Daquele momento em diante, peguei direto até João Pessoa, tirando o máximo do Del Rey de Bené. Não parei mais em canto algum, nem mesmo em borracharia para consertar o pneu. Mas não deu tempo de pegar Moqueca ainda vivo. “Morreu por volta das onze da noite, Rubão”, estimou Ruy Barroso, acrescentando que o nosso amigo se mantivera consciente praticamente até o fim.
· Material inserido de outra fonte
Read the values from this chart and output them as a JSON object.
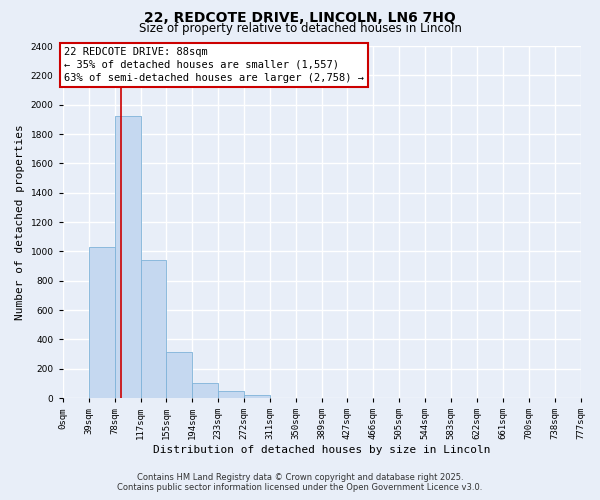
{
  "title": "22, REDCOTE DRIVE, LINCOLN, LN6 7HQ",
  "subtitle": "Size of property relative to detached houses in Lincoln",
  "xlabel": "Distribution of detached houses by size in Lincoln",
  "ylabel": "Number of detached properties",
  "bar_counts": [
    0,
    1030,
    1920,
    940,
    315,
    105,
    50,
    20,
    0,
    0,
    0,
    0,
    0,
    0,
    0,
    0,
    0,
    0,
    0,
    0
  ],
  "bin_edges": [
    0,
    39,
    78,
    117,
    155,
    194,
    233,
    272,
    311,
    350,
    389,
    427,
    466,
    505,
    544,
    583,
    622,
    661,
    700,
    738,
    777
  ],
  "tick_labels": [
    "0sqm",
    "39sqm",
    "78sqm",
    "117sqm",
    "155sqm",
    "194sqm",
    "233sqm",
    "272sqm",
    "311sqm",
    "350sqm",
    "389sqm",
    "427sqm",
    "466sqm",
    "505sqm",
    "544sqm",
    "583sqm",
    "622sqm",
    "661sqm",
    "700sqm",
    "738sqm",
    "777sqm"
  ],
  "bar_color": "#c5d8f0",
  "bar_edge_color": "#7fb3d9",
  "property_line_x": 88,
  "property_line_color": "#cc0000",
  "annotation_line1": "22 REDCOTE DRIVE: 88sqm",
  "annotation_line2": "← 35% of detached houses are smaller (1,557)",
  "annotation_line3": "63% of semi-detached houses are larger (2,758) →",
  "ylim": [
    0,
    2400
  ],
  "yticks": [
    0,
    200,
    400,
    600,
    800,
    1000,
    1200,
    1400,
    1600,
    1800,
    2000,
    2200,
    2400
  ],
  "bg_color": "#e8eef8",
  "grid_color": "#ffffff",
  "footer_line1": "Contains HM Land Registry data © Crown copyright and database right 2025.",
  "footer_line2": "Contains public sector information licensed under the Open Government Licence v3.0.",
  "title_fontsize": 10,
  "subtitle_fontsize": 8.5,
  "axis_label_fontsize": 8,
  "tick_fontsize": 6.5,
  "annotation_fontsize": 7.5,
  "footer_fontsize": 6
}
Passamos o resto da madrugada no hospital, recordando o nosso tempo de escola, o carisma e a popularidade de Moqueca e o que ele aprontava juntamente com Nilo Cabeção e o próprio Ruy no velho Marista de guerra, além do tanto de trabalho que todos nós dávamos ao Professor Damião, o diretor do colégio.
Ao amanhecer, fui até o Mercado da Torre para tomar café. Na sequência, botei o carro de Bené pra lavar e o pneu pra consertar na borracharia que fica vizinha onde hoje é a churrascaria de Basto. Fiquei aguardando o serviço terminar, cochilando num sofá encardido e fedorento sob a latada do lava-jato. Fui acordado bem uma hora mais tarde pelo rapaz com modos e ordens de gerente do estabelecimento.
Paguei, entrei no carro e já me preparava para ganhar a rua quando um dos lavadores aproximou-se. “Peraí, Doutor. Faltou lhe entregar essa medalhinha. Tava na mala do carro”, disse, colocando na minha mão espalmada a imagenzinha de Nossa Senhora. Intacta, perfeita e com um brilho que só vendo. Parecia ter sido polida e não destruída na noite anterior, na Serra de Santa Luzia.